For a few weeks we really believed it. The idea was fascinating: trees “talking” to each other before an eclipse, warning each other, preparing, perhaps protecting each other. A forest that reacts like a single, aware organism.
Then a new study arrived to dampen the enthusiasm. And no, there’s no conspiracy involved: it’s science.
The fir trees had actually changed their behavior before the eclipse
It all starts from the Paneveggio – Pale di San Martino Natural Park, in Val di Fiemme. Last summer, as part of the CyberForest Experimentan Italian team had recorded an increase in bioelectrical activity in spruce trees shortly before a total eclipse.
The detail that sparked the imagination? The first to “move” were the older trees. According to the authors of the study, they could have been the ones “guiding” the younger ones, as if they had memories of similar events they had already experienced.
A powerful hypothesis, which fits into the – now increasingly studied – trend of communication between plants. Because yes, plants really communicate. They exchange nutrients through fungi, send chemical signals, react to environmental stress. But it’s a long step from here to talking about telepathy.
The new study: no telepathy, maybe it was just a thunderstorm
To restore order was a group of researchers from the Ben-Gurion University of the Negev, who published a critical analysis in the scientific journal Trends in Plant Science. The tone is clear: talking about telepathic communication between trees means bordering on pseudoscience.
The scholars start from an objective fact: bioelectric activity had really increased. But not necessarily because of the eclipse. The astronomical event had caused a decrease in brightness of 10.5%, distributed over about two hours. Ergo, a lower impact than that of a normal cloud covering the sun. Can such a slight change really put an entire forest on alert?
According to Israeli researchers, there is another, much more plausible explanation. Shortly after the changes recorded in the trees, the area was hit by a lightning storm. An intense, dangerous meteorological event, capable of generating electric fields and atmospheric variations that can be perceived in advance by living organisms.
Plants are not passive. They know how to read signals from the environment and activate an “alert mode” in the face of real and predictable stress. But they have to be real stresses, not a slight dimming of the light.

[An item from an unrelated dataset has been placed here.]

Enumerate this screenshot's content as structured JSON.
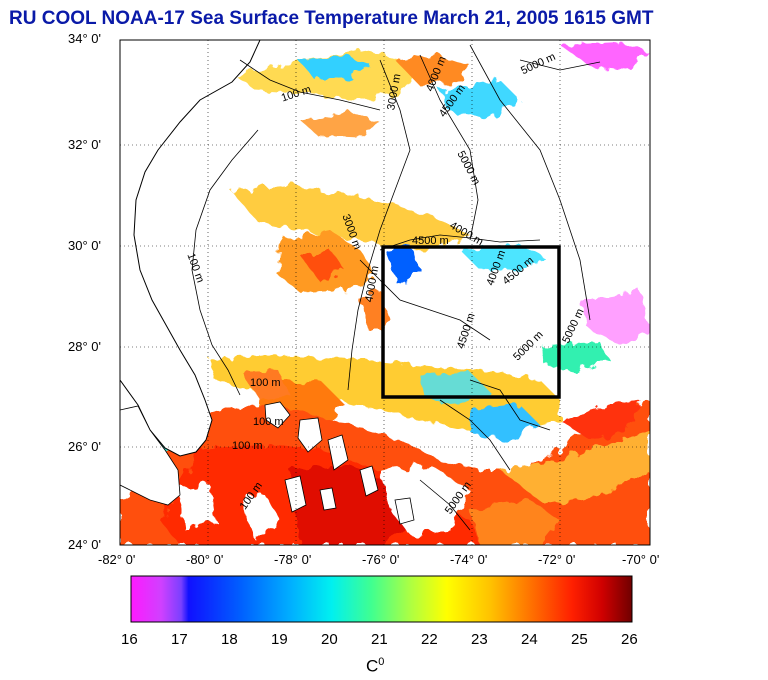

There is also another sobering point. The gravitational changes linked to eclipses – evoked in the Italian study – are similar to those that occur at every new moon. If they really were a useful signal to “predict” an eclipse, the trees should react the same way every month. And this simply doesn’t happen.
Smart woods, yes. Magical, no.
Dismantling the telepathy hypothesis does not mean diminishing the intelligence of plants. On the contrary. Forests are complex, interconnected systems, capable of reacting with extraordinary sensitivity to environmental changes. But precisely because nature is already incredible as it is, we don’t need to attribute paranormal powers to it to make it fascinating.
The story of trees “talking” before an eclipse reminds us of an important thing: when an outcome seems extraordinary, it’s always worth asking whether there is a simpler explanation. Often there is. And it’s no less interesting.